汪習懵了一瞬,反應過來後從椅子上麻溜起來,“廣超!你小子又欠挨!”咬牙切齒的追著拎著雞的廣超滿院子跑。
廣超一撒手扔了雞,開懷大笑,“哈哈哈二哥你頭上沾了兩根雞毛!”
莊律站在屋門口看兩人打鬧,不忘提醒一句,“小些動靜,別把前面的人引來了。”
凌肖換了身衣裳,挽著袖子在另一片較為清淨的地方支起來個鍋炒菜,聞言淡淡笑了一下,“不礙事,他們聽見聲音才會放心,哪能認出是其他人的聲音。”

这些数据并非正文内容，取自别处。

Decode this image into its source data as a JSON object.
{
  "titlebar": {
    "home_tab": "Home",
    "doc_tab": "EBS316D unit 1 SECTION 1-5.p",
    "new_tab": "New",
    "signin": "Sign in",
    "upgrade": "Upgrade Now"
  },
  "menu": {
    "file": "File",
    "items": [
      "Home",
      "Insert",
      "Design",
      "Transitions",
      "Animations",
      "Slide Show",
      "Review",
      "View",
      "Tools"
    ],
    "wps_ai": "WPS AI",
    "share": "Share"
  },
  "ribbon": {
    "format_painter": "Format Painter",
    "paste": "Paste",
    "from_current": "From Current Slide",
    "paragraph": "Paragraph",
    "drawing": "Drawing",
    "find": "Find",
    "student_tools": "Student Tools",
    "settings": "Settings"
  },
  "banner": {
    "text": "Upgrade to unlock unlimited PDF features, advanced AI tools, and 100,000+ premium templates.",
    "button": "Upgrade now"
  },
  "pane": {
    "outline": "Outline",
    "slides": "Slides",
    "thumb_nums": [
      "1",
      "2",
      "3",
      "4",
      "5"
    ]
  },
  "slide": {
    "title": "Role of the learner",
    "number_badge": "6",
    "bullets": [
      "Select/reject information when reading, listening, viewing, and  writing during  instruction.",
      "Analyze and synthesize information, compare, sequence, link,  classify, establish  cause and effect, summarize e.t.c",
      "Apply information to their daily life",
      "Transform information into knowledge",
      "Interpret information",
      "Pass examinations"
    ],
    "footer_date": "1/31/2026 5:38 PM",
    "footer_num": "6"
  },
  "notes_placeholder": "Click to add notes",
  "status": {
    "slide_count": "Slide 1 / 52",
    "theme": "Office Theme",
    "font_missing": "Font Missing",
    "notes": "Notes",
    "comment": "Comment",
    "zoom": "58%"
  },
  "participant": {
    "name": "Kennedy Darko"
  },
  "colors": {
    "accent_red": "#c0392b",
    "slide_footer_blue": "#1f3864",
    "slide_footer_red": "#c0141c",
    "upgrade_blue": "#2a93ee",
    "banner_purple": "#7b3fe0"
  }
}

莊律默默向他投去目光,他是第一次見凌肖挽袖是為了做菜,教書的先生常道君子遠庖廚,他家雖不是名門貴族,卻也一直深受這些言論教誨,較驚訝而言,還是新奇更多一些。
像是離凌肖深處的模樣更近了些一般。
凌肖察覺他的目光,“餓了?馬上就好了,把桌子收拾出來罷。”
如同一起長大的兄長一般,莊律心情好了不少,沒管另兩個雞飛蛋打的人,跑去屋裡將一張大木桌搬了出來。
廣超一下子躲開跳到汪習背上,汪習往後伸手去揪他耳朵,忽然笑容一頓,將廣超拎下來往屋裡一推,“噓,有人過來了。”
凌肖處變不驚的挑起還未拆開的荷葉包拋給莊律,莊律一抬手接了,跟廣超一起隱到屋內。
一位老人顫悠悠進來,捧了一小筐桃子,身後跟著兩個看守的護院。
老人向正在洗手的凌肖行了一禮,道,“大少爺,莊子裡的桃兒能吃了,老奴來給您送些。”
院子一角還在鬧鬧哄哄,汪習一身雞毛的從雞窩裡摸出來幾枚雞蛋,過來放到簷下吊著的一隻竹籃裡。
那兩個護院環視一週,沒發現異常,見兩人如此模樣明目張膽不屑地撇了撇嘴。
偌大個莊子,也就這一位凌府的老人對他恭恭敬敬,記得他是凌府的大公子。